ガルトゥング博士来日への期待メッセージ/佐谷 恭さんより
vol. 5 2015-06-28 0
株式会社旅と平和の佐谷恭と申します。“平和学の父”とも呼ばれるガルトゥング博士の来日を楽しみにしています。この機会に、一人でも多くの日本人に博士の考え方が広がることを期待します。
私は旅を通じてさまざまな国籍・立場の人と出会い、「旅人が平和を創る」時代が来たと確信し、8年前に会社を作りました。インターネットが発達し国家を介さない「つながり」が世界中で日々生まれているいま、個々人の行動が世界平和のための構成要素となります。

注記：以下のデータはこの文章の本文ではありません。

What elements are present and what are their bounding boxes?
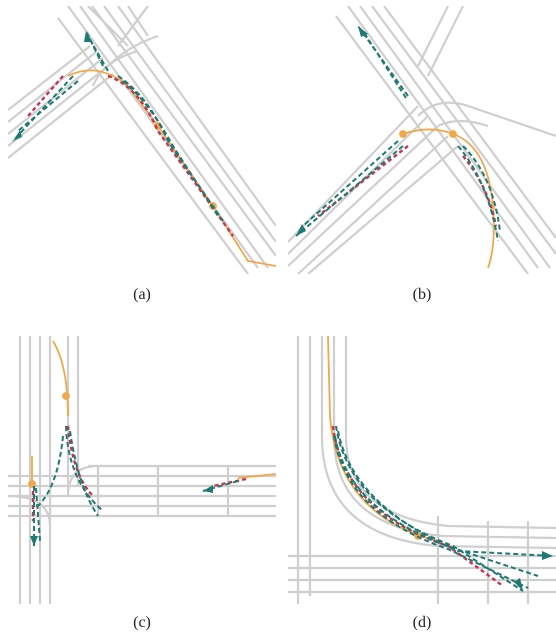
- road-network: [8, 336, 276, 604]
- panel-a-map: [8, 6, 276, 274]
- history-trajectory: [399, 128, 495, 269]
- caption-c: (c): [133, 614, 151, 631]
- panel-d: [288, 336, 556, 604]
- predicted-trajectories: [12, 30, 224, 222]
- road-network: [8, 6, 276, 274]
- history-trajectory: [327, 336, 439, 542]
- caption-b: (b): [412, 286, 432, 303]
- panel-d-map: [288, 336, 556, 604]
- road-network: [288, 6, 556, 274]
- panel-b: [288, 6, 556, 274]
- predicted-trajectories: [30, 425, 239, 546]
- panel-b-map: [288, 6, 556, 274]
- ground-truth-trajectory: [27, 74, 234, 237]
- ground-truth-trajectory: [331, 425, 504, 587]
- caption-d: (d): [412, 614, 432, 631]
- panel-c: [8, 336, 276, 604]
- predicted-trajectories: [295, 25, 501, 242]
- predicted-trajectories: [333, 425, 554, 592]
- panel-c-map: [8, 336, 276, 604]
- caption-a: (a): [133, 286, 151, 303]
- panel-a: [8, 6, 276, 274]
- history-trajectory: [28, 340, 276, 488]
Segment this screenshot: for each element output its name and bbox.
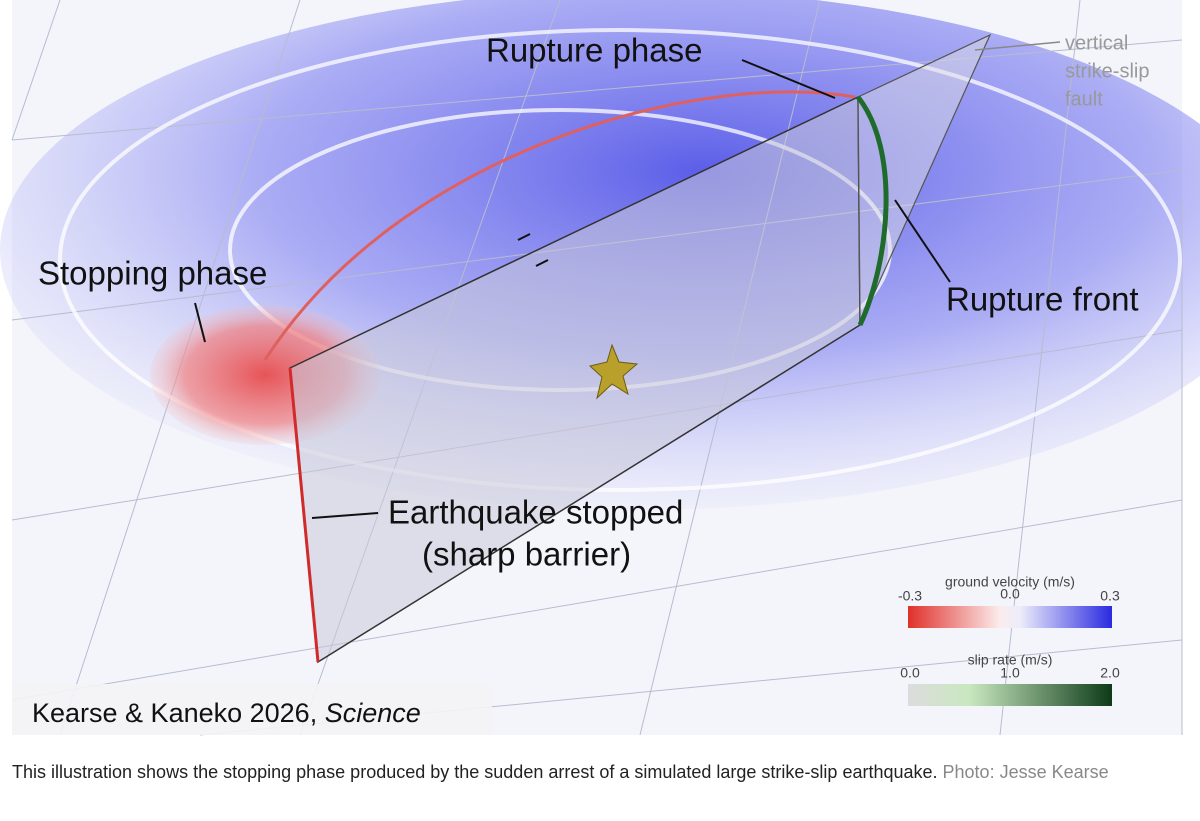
legend-tick: -0.3 (898, 588, 922, 604)
colorbar (908, 606, 1112, 628)
wavefront-arc (263, 90, 856, 361)
annotation: vertical (1065, 32, 1128, 54)
photo-credit: Photo: Jesse Kearse (942, 762, 1109, 782)
legend-tick: 0.0 (1000, 586, 1020, 602)
legend: ground velocity (m/s) -0.3 0.0 0.3 slip … (898, 574, 1120, 706)
credit-box (12, 684, 492, 735)
barrier-edge (288, 367, 320, 663)
legend-tick: 2.0 (1100, 665, 1120, 681)
legend-tick: 0.3 (1100, 588, 1120, 604)
annotation: Stopping phase (38, 255, 267, 292)
legend-title: slip rate (m/s) (968, 652, 1053, 668)
legend-tick: 0.0 (900, 665, 920, 681)
annotation: (sharp barrier) (422, 536, 631, 573)
credit: Kearse & Kaneko 2026, Science (32, 698, 421, 728)
annotation: Earthquake stopped (388, 494, 683, 531)
annotation: strike-slip (1065, 60, 1149, 82)
annotation: Rupture front (946, 281, 1139, 318)
rupture-front-line (856, 95, 889, 327)
hypocenter-star (588, 343, 639, 400)
caption-text: This illustration shows the stopping pha… (12, 762, 938, 782)
annotation: Rupture phase (486, 32, 702, 69)
legend-title: ground velocity (m/s) (945, 574, 1075, 590)
illustration: Rupture phase vertical strike-slip fault… (0, 0, 1200, 736)
colorbar (908, 684, 1112, 706)
fault-leader (974, 41, 1061, 51)
credit-authors: Kearse & Kaneko 2026, (32, 698, 317, 728)
caption: This illustration shows the stopping pha… (12, 760, 1182, 785)
credit-journal: Science (325, 698, 421, 728)
leader-lines (194, 59, 951, 519)
slip-arrows (517, 233, 549, 267)
legend-tick: 1.0 (1000, 665, 1020, 681)
fault-extension (857, 33, 992, 326)
annotation: fault (1065, 88, 1103, 110)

中央アジアを旅している最中、外交官射殺の現場付近に居合わせた際に、多くの旅人と「平和」について議論しました。そこから着想を得て「旅と平和」について考え始め、旅人の立場で世界を捉える試みを始めました。イギリスのブラッドフォード大学というところに「平和学」という専攻があることを知ったのがその直後です。そこに留学後、最初に知ったのが「積極的平和」(positive peace)の概念でした。

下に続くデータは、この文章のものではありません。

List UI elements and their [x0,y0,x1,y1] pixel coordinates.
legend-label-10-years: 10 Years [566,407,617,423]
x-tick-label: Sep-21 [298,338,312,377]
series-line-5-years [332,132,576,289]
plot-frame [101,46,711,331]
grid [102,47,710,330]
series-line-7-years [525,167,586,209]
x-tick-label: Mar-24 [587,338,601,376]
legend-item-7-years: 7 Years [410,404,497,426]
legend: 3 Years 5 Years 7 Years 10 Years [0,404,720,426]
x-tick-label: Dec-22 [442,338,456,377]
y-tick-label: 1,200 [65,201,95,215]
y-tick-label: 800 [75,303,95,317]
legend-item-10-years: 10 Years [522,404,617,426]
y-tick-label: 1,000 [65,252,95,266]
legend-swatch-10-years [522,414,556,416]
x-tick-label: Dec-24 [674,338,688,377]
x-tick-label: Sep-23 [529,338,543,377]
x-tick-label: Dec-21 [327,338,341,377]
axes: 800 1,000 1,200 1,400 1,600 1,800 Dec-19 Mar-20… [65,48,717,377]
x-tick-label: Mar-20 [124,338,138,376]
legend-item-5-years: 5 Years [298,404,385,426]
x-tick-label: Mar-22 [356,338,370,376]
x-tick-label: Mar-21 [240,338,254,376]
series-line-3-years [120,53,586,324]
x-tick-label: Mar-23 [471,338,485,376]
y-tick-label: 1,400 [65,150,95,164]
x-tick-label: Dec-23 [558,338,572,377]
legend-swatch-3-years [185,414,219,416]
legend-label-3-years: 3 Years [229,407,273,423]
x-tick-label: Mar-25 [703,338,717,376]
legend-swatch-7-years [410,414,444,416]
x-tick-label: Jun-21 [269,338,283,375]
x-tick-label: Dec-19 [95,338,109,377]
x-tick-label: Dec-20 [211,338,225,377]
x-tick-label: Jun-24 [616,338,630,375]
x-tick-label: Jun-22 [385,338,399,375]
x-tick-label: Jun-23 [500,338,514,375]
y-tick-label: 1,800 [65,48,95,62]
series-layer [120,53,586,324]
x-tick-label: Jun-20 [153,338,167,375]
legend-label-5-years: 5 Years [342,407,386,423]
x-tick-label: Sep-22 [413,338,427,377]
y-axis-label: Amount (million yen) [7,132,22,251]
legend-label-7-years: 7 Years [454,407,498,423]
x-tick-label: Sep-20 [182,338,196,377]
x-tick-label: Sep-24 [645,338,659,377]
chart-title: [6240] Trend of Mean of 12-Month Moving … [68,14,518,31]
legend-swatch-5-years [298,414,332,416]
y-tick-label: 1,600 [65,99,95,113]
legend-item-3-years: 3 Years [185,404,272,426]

積極的平和の条件である「構造的暴力のない状態」を実現するために、国境を越える旅人の動きと彼らが生み出すアイデアや人と人との関係が極めて重要であると感じました。そのことを修士論文に記し、準備期間を経て「旅と平和」を起業しました。
最初に始めたのが「パクチーハウス東京」です。誰とでも気軽に話せる外国のゲストハウスのような空間づくりを目指し、食という“誰もが毎日することの一つ”にその要素を組み込み「交流する飲食店」としました。パクチーという食材を選んだ理由は、旅や国際交流を好む人たち(≒旅人)が「知っている」素材だからであり、そのスペルを「paxi」(pax=ラテン語で平和、i=旅人)として自らのメッセージを込めています。旅を単なる思い出として心にしまっておくのではなく、旅で得た感覚を日常に生かすためのプラットフォームでありたいと思っています。

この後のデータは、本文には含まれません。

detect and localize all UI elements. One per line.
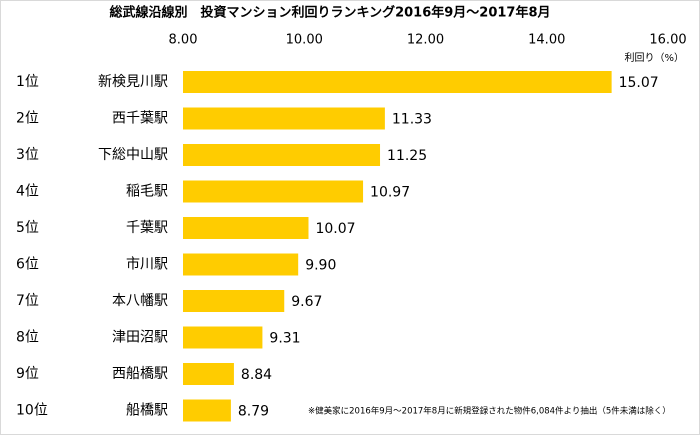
rank-label: 7位 <box>16 293 39 309</box>
bar <box>183 290 285 312</box>
category-label: 西船橋駅 <box>112 366 168 382</box>
rank-label: 1位 <box>16 74 39 90</box>
bar <box>183 326 263 349</box>
value-label: 10.97 <box>370 185 410 201</box>
value-label: 9.31 <box>269 331 300 347</box>
bar <box>183 363 234 385</box>
rank-label: 9位 <box>16 366 39 382</box>
value-label: 11.25 <box>387 148 427 164</box>
bar <box>183 144 381 166</box>
bar <box>183 217 309 239</box>
rank-label: 6位 <box>16 257 39 273</box>
x-tick-label: 10.00 <box>286 33 323 48</box>
value-label: 11.33 <box>392 112 432 128</box>
rank-label: 2位 <box>16 111 39 127</box>
value-label: 9.67 <box>291 294 322 310</box>
x-tick-label: 16.00 <box>649 33 686 48</box>
value-label: 8.79 <box>238 404 269 420</box>
chart-title: 総武線沿線別 投資マンション利回りランキング2016年9月～2017年8月 <box>109 5 550 21</box>
category-label: 下総中山駅 <box>98 147 168 163</box>
rank-label: 8位 <box>16 330 39 346</box>
category-label: 千葉駅 <box>126 220 168 236</box>
rank-label: 4位 <box>16 184 39 200</box>
category-label: 西千葉駅 <box>112 111 168 127</box>
footnote: ※健美家に2016年9月～2017年8月に新規登録された物件6,084件より抽出… <box>308 406 671 417</box>
bar <box>183 180 364 203</box>
category-label: 津田沼駅 <box>112 330 168 346</box>
rank-label: 3位 <box>16 147 39 163</box>
bar <box>183 107 385 130</box>
value-label: 10.07 <box>315 221 355 237</box>
rank-label: 10位 <box>16 403 48 419</box>
rank-label: 5位 <box>16 220 39 236</box>
category-label: 市川駅 <box>126 256 168 273</box>
value-label: 9.90 <box>305 258 336 274</box>
bar <box>183 253 299 276</box>
x-tick-label: 8.00 <box>169 33 198 48</box>
bar <box>183 399 231 422</box>
category-label: 稲毛駅 <box>126 184 168 200</box>
x-tick-label: 12.00 <box>407 33 444 48</box>
category-label: 新検見川駅 <box>98 74 168 90</box>
bar <box>183 71 612 93</box>
value-label: 15.07 <box>619 75 659 91</box>
value-label: 8.84 <box>241 367 272 383</box>
x-tick-label: 14.00 <box>528 33 565 48</box>
category-label: 船橋駅 <box>126 403 168 419</box>
category-label: 本八幡駅 <box>112 293 168 309</box>
axis-label: 利回り（%） <box>624 52 684 64</box>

他に行なっている「コワーキング」と「シャルソン(=ソーシャルマラソン)」の各事業も、それぞれ「仕事」や「ランニング」にコミュニケーションの要素を加えることにより、利用者・参加者が「つながり」を持ち、「コミュニティ」を醸成する仕組みです。元来異質な「他者」との関係づくりが、ビジネスや地域の発展になるという意味で、広義の積極的平和の達成を事業の目的としております。
ガルトゥング博士の来日をきっかけに、多くの日本人が「積極的平和」を理解し、個々人の活動が築けるものとしてその概念を「取り戻す」ことを切に願っています。